Long Island Newsday Examines Recent FDA Intervention in Product Liability Lawsuits
Long Island Newsday on Wednesday examined the Bush administration's efforts since 2001 to block liability lawsuits against medical device manufacturers and drug makers. FDA has claimed in legal briefs that suits against FDA-approved products would "sabotage the agency's authority"; critics call the agency's position a "back-door approach to tort reform" (Kerr, Long Island Newsday, 8/11).
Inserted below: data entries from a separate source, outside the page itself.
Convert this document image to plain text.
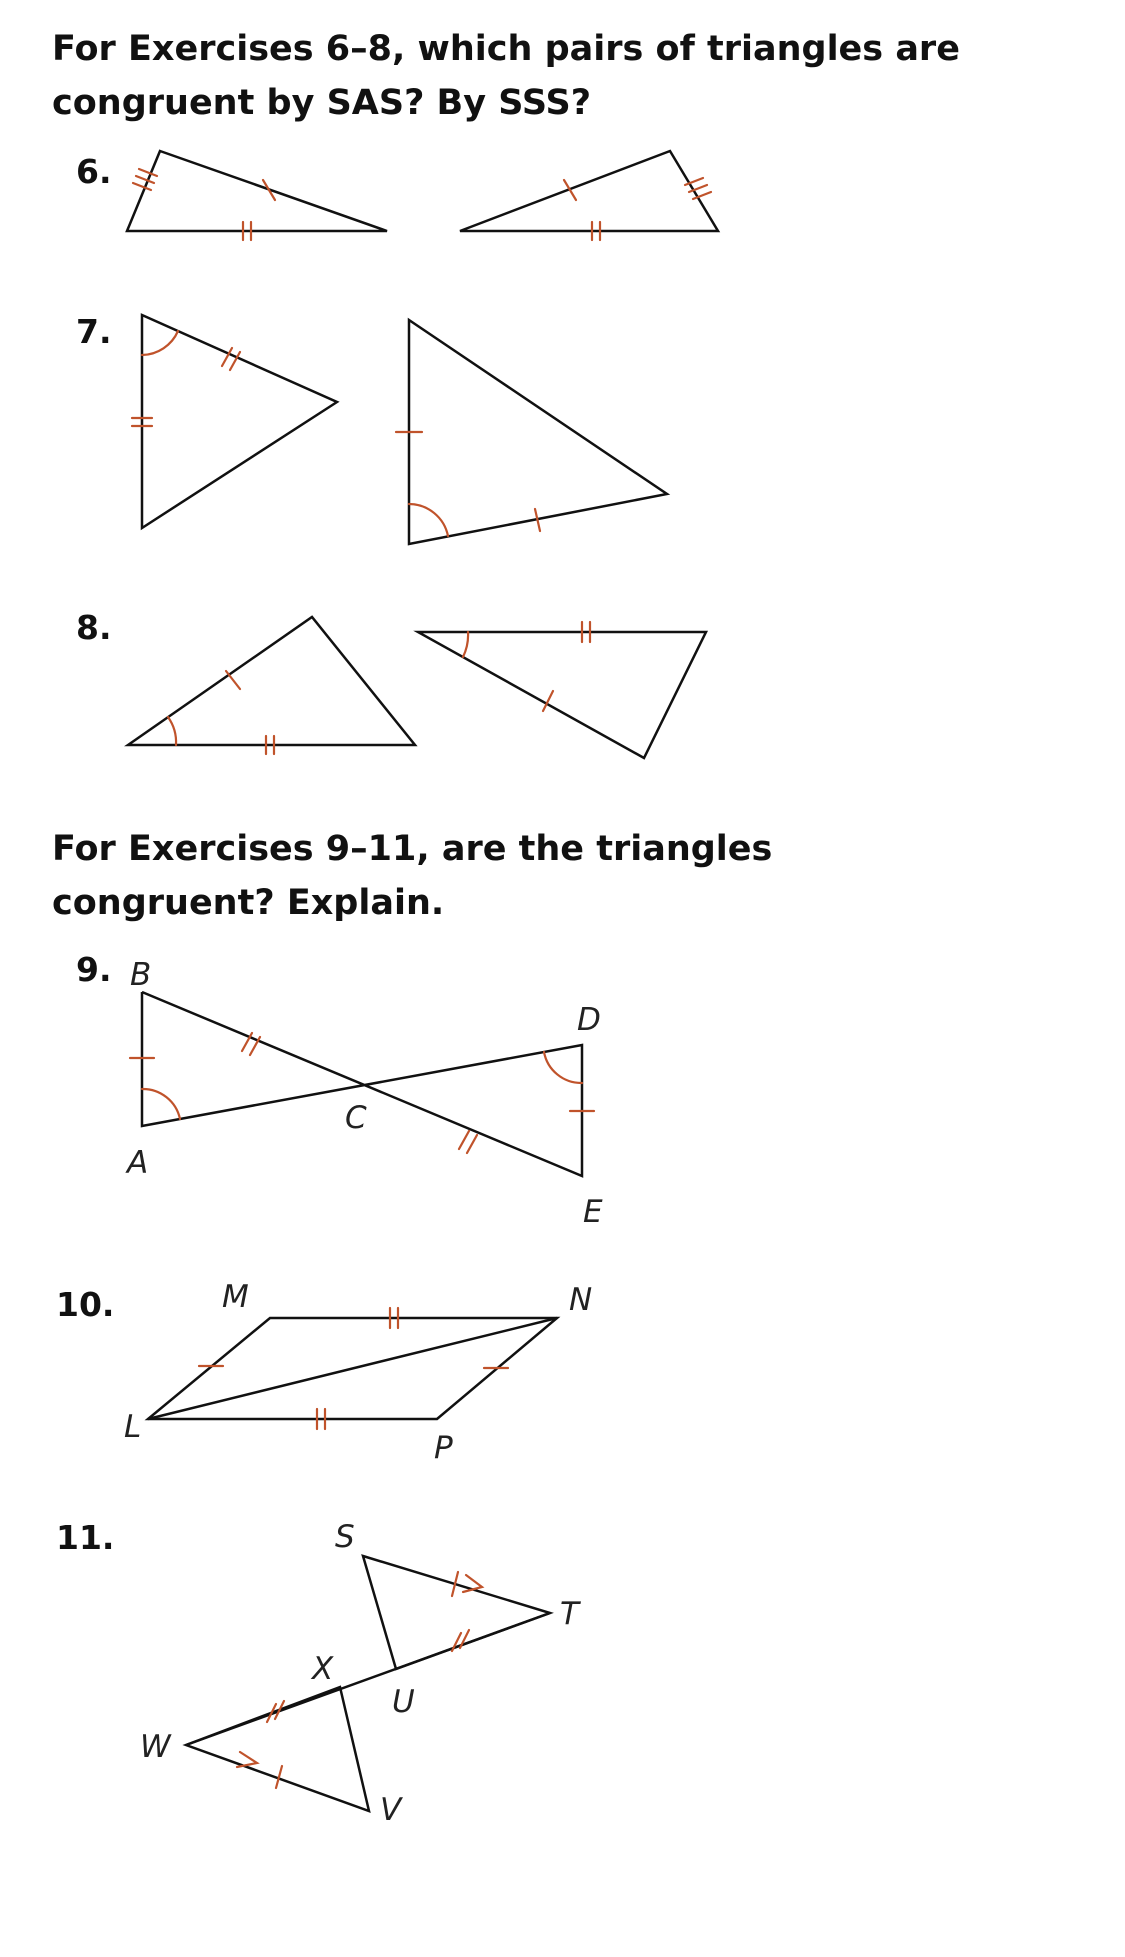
For Exercises 6–8, which pairs of triangles are
congruent by SAS? By SSS?
6.
7.
8.
For Exercises 9–11, are the triangles
congruent? Explain.
9. B
D
C
A
E
10.	M	N
L
P
11.	S
T
X
U
W
V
FDA chief counsel Daniel Troy has argued in legal briefs that only FDA has the authority to determine when and how pharmaceutical companies should issue product warnings and that state court decisions could undermine the agency's authority over product labels. Rep. Maurice Hinchey (D-N.Y.), a member of the House Appropriations Subcommittee on Agriculture, Rural Development, FDA and Related Agencies, last month said that Troy has violated an FDA tradition to avoid intervention in lawsuits against pharmaceutical companies unless asked by the courts. Hinchey also said that the briefs pose a conflict of interest because Troy represented Pfizer in his previous position as a partner in the law firm of Wiley, Rein & Fielding. The House last month passed a Hinchey-sponsored budget amendment that would reallocate $500,000 from Troy's office to improve FDA enforcement of misleading advertisements sponsored by pharmaceutical companies (California Healthline, 7/14).
A Justice Department "statement of interest" filed in one recent case states that if juries were to determine the regulatory pathway for medical devices, "it would result in an unworkable, chaotic system that Congress sought to avoid by charging FDA with the responsibility for regulating medical devices." FDA Acting Commissioner Lester Crawford added in a prepared statement, "When state courts call into question the FDA's global gold-standard determinations, FDA has an obligation to act." Five former FDA counsels have written to Congress in defense of Troy's actions.
However, Margaret Jane Porter, FDA chief counsel during the Clinton administration, who did not sign the letter, in 1997 wrote, "FDA product approval and state tort liability usually operate independently, each providing a significant, yet distinct, layer of consumer protection." According to Jim O'Reilly, a visiting law professor at the University of Cincinnati, "It is a dramatic change of policy for the current Bush administration to take the pre-emption issue as a weapon against private plaintiffs" (Long Island Newsday, 8/11).